# where to buy raw lumber



## johnnamai2 (Mar 2, 2011)

I am new to the woodworking world and although I have some raw wood passed down from my Dad, I need to know where to buy more wood without getting ripped off.


----------



## kp91 (Sep 10, 2004)

Try and find a local sawmill. There is probably one closer than you think. Also, I've seen a lot of advertisers in the 'materials' section of craigslist in my area.


----------



## johnnamai2 (Mar 2, 2011)

Thanks so much...I'll do just that!


----------



## MikeMa (Jul 27, 2006)

Here is a site that can also help out: Woodfinder: Find Sources of Lumber, Veneer and Sawmill Services


----------



## TA455HO (Mar 30, 2011)

For any members in the Eugene or Portland OR area, or up near Seattle, WA there are Crosscut Hardwoods stores. They are like candy stores for the woodworker.

They do ship, but I can't imagine how much that adds to the cost. I did buy all the Khaya for a bathroom vanity for a little less than $600. Beautiful stuff.


----------



## TA455HO (Mar 30, 2011)

Oh, and a bonus. Crosscut Hardwoods is also a Festool dealer. The one in Seattle has a great area to demo just about every tool from what I saw.


----------



## walowan (Jan 21, 2011)

TA455HO said:


> For any members in the Eugene or Portland OR area, or up near Seattle, WA there are Crosscut Hardwoods stores. They are like candy stores for the woodworker.
> 
> They do ship, but I can't imagine how much that adds to the cost. I did buy all the Khaya for a bathroom vanity for a little less than $600. Beautiful stuff.


OH yeah!
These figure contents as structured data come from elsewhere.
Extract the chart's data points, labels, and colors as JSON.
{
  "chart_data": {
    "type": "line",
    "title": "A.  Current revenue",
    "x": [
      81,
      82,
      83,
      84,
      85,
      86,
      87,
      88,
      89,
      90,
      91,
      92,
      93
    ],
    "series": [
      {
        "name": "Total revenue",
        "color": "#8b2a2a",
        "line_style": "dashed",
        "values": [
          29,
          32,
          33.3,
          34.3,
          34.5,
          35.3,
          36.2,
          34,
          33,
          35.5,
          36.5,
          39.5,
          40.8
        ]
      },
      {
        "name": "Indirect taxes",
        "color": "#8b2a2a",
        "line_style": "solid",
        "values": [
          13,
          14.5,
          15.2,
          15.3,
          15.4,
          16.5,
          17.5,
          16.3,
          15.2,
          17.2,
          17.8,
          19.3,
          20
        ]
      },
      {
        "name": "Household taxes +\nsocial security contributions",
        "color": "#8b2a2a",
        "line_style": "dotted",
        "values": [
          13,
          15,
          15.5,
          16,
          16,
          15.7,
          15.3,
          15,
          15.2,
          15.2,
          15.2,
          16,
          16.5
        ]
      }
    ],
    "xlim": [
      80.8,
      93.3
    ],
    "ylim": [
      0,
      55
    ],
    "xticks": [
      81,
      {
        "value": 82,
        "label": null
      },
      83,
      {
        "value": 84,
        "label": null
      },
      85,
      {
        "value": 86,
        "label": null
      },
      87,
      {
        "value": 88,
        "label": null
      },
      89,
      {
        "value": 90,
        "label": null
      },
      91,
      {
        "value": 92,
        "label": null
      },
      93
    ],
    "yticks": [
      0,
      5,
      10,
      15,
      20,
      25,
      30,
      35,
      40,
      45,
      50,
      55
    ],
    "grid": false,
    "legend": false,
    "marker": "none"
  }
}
I used to live in the Seattle/Tacoma area and spent many an afternoon at corsscut in Seattle. Such a variety and of course you got to choose your own boards....


----------



## TA455HO (Mar 30, 2011)

Yes, it's great to select your own pieces. Huge variety and great prices. We were comparing prices at Rockler. Jaw dropping differences.


----------



## RobinLocksley (Mar 28, 2011)

Anyplace near westchester county ny? seems everywhere is either out west or in the "great white north"


----------



## amaonline (Jan 1, 2011)

pollumsnaturalresources.com


----------



## CharleyL (Feb 28, 2009)

For a good Westchester, NY wood source there is M L Condon Lumber in White Plains. They carry a huge quantity of domestic and imported lumber and they have a second warehouse/office in Stormville, NY (Southern Dutchess County). The internet and the yellow pages will have listings for them.

Charley


----------